Das Feld raste geschlossen den Hügel hinauf. Das war die erste Kraftprobe, die die Derbypferde zu bestehen hatten.
Samborino hatte sich von der Masse gelöst und war zwei Längen vor den übrigen. Hinter ihm kamen Mangla, Texter und Portonius. Das graue Pferd lag ruhig auf der Außenseite. Dicht hinter ihm war Donavan, der mühelos aufholte.
»Donavan macht sich gut«, sagte John President, als er das Glas an die Augen setzte. Er folgte jeder Bewegung seines Pferdes.
Das Feld hatte jetzt eine lange, gerade Strecke vor sich, bevor die gefürchtete Senkung der Rennbahn kam. Auf dem abschüssigen Gelände änderte sich dann die Stellung der einzelnen Pferde schnell. Mangla fiel zurück – sie hatte das Rennen schon verloren. Texter gelang es, Samborino einzuholen. Aber als das Pferd nach der Kurve wieder in die Gerade einschwenkte, war auch Samborino am Ende seiner Kraft. Texter übernahm die Führung vor Portonius und Donavan, die dicht nebeneinander lagen.
Zwischen diesen dreien mußte sich das Rennen entscheiden.
»Es wird einen harten Endspurt geben«, meinte Eric.
Portonius gelang es, aufzuholen. Er war jetzt in gleicher Höhe mit Texter. Langsam schob sich auch Donavan an der Außenseite vor. Die drei Pferde rasten Kopf an Kopf über die Bahn.
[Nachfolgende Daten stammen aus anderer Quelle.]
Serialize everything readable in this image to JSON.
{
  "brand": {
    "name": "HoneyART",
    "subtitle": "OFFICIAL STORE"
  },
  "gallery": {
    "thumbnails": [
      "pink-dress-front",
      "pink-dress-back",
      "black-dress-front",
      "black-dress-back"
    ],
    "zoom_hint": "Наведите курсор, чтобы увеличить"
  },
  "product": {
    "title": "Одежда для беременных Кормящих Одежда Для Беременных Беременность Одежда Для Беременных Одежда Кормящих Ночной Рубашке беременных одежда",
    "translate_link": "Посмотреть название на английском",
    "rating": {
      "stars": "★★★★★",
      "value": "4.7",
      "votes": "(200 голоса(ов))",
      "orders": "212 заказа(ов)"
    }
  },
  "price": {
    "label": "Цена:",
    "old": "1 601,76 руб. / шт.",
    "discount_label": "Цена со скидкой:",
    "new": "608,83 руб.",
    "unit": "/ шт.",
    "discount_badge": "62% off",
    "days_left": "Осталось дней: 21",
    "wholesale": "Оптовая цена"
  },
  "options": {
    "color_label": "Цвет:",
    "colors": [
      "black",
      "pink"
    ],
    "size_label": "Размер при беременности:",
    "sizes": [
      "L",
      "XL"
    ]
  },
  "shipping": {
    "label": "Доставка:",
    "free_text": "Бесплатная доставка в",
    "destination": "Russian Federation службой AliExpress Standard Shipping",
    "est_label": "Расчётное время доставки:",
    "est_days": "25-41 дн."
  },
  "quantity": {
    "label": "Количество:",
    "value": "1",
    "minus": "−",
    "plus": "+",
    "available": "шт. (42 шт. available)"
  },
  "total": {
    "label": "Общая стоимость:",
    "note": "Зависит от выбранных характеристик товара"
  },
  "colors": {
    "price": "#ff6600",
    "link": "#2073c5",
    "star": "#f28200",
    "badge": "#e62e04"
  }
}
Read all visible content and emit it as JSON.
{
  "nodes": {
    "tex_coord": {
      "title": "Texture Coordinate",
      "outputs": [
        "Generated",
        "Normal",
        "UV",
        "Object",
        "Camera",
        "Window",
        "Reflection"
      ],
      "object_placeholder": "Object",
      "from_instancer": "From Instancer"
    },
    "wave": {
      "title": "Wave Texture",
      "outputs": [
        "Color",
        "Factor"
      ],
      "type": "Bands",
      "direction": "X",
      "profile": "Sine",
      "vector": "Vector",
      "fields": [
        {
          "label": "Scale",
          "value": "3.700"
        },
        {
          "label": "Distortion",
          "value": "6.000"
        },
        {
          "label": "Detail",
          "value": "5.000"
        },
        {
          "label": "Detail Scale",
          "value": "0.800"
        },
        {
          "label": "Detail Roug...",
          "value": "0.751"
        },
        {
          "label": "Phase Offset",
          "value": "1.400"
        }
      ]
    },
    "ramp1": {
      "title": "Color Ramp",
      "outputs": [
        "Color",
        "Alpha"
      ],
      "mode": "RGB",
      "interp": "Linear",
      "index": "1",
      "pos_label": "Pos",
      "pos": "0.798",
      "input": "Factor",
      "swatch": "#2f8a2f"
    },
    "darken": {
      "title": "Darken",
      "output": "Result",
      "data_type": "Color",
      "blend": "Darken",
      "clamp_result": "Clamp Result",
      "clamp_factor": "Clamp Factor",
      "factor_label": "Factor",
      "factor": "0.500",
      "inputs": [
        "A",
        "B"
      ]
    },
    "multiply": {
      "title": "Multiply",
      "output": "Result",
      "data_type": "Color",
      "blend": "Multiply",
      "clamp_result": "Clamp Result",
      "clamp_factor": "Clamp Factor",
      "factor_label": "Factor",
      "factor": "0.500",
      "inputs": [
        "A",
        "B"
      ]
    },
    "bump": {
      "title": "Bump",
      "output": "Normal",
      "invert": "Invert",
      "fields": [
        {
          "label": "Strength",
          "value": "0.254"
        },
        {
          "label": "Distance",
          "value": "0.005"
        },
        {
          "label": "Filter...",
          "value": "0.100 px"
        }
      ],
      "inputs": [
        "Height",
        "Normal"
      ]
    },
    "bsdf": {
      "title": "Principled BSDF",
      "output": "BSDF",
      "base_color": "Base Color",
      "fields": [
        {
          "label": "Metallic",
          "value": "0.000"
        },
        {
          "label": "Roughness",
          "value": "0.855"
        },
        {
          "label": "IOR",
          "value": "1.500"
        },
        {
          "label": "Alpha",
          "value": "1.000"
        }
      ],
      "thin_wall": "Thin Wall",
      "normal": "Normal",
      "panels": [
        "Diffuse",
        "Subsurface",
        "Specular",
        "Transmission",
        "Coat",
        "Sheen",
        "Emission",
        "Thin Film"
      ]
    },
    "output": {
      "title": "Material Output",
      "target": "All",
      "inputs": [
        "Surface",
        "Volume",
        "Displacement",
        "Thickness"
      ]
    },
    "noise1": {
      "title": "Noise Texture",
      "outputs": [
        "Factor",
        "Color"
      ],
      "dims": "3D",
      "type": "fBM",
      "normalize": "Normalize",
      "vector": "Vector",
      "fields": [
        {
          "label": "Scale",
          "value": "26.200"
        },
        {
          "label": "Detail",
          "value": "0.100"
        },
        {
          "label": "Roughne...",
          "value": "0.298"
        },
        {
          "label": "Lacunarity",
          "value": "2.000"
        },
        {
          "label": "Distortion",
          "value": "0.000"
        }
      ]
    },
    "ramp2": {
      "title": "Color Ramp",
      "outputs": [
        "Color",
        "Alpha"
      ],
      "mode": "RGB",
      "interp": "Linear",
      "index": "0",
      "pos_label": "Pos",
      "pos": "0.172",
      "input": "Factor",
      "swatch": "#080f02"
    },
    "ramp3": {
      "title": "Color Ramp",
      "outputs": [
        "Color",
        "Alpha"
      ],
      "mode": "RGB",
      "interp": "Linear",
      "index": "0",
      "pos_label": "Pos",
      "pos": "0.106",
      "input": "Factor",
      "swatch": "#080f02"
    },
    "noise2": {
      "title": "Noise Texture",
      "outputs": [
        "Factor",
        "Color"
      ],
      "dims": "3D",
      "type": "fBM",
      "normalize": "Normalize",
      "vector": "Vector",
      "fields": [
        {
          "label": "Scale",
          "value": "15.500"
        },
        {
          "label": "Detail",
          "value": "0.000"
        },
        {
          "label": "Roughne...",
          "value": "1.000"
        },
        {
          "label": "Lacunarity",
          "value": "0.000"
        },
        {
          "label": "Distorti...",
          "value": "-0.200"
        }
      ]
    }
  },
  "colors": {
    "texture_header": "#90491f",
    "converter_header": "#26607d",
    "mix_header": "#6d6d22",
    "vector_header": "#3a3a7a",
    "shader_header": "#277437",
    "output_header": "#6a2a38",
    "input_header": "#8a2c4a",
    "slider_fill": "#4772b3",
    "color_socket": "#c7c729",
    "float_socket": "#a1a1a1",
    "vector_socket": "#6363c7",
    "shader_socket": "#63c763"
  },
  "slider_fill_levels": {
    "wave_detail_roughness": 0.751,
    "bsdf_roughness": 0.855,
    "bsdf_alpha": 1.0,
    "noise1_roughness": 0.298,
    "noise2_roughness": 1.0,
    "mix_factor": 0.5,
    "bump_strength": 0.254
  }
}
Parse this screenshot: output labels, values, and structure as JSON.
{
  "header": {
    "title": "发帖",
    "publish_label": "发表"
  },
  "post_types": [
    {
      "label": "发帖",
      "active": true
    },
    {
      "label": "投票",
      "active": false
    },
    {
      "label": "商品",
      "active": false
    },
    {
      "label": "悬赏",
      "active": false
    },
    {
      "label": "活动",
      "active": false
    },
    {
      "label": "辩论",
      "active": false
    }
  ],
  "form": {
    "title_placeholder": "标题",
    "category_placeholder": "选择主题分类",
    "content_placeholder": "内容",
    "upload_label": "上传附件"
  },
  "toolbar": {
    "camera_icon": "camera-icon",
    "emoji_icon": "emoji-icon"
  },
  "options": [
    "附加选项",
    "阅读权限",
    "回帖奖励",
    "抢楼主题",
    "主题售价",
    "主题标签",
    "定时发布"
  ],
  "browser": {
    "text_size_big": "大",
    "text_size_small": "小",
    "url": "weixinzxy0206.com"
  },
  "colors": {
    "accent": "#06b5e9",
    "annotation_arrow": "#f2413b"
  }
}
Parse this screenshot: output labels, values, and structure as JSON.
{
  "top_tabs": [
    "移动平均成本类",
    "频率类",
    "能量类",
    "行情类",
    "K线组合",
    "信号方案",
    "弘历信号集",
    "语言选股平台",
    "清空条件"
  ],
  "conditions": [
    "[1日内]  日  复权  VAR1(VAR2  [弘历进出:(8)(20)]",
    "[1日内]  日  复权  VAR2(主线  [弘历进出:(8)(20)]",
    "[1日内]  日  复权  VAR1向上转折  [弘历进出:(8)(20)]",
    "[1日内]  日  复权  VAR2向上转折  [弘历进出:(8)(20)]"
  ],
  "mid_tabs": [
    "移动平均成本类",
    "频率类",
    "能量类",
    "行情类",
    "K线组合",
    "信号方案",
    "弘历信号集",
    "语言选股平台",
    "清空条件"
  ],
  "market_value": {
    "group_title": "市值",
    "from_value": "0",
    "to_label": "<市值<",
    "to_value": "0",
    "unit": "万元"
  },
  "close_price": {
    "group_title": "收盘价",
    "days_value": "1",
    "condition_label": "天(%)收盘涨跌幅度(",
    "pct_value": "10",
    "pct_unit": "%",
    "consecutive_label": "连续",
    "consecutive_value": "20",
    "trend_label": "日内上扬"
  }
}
Sie waren jetzt dem Ziel schon so nahe, daß der Endspurt begann. Die Jockeys holten mit größter Anstrengung das Letzte aus ihren Pferden heraus. Bis jetzt hatte noch keiner die Peitsche gebraucht. Der Lärm der Menge wuchs, und es konnte kaum noch jemand sein eigenes Wort verstehen. Und doch erhob sich ein lauter Schrei, als Texter unsicher wurde und zurückblieb. Nun konnte die Entscheidung nur noch zwischen Donavan und dem grauen Pferd fallen, und diese beiden lieferten sich einen erbitterten Endkampf.
»Keine Peitsche«, sagte John President, und seine Augen glänzten vor Erregung. »Donavan muß frei auslaufen!«
Es war, als ob es der Jockey gehört hätte, so genau befolgte er die Anweisung.
Aber Portonius bekam nun die Peitsche. Zweimal sauste sie nieder, und er schoß vor.
»Jetzt!« rief John President.
Wieder schien der Jockey zu gehorchen. Die Peitsche hob sich, fiel aber nur einmal.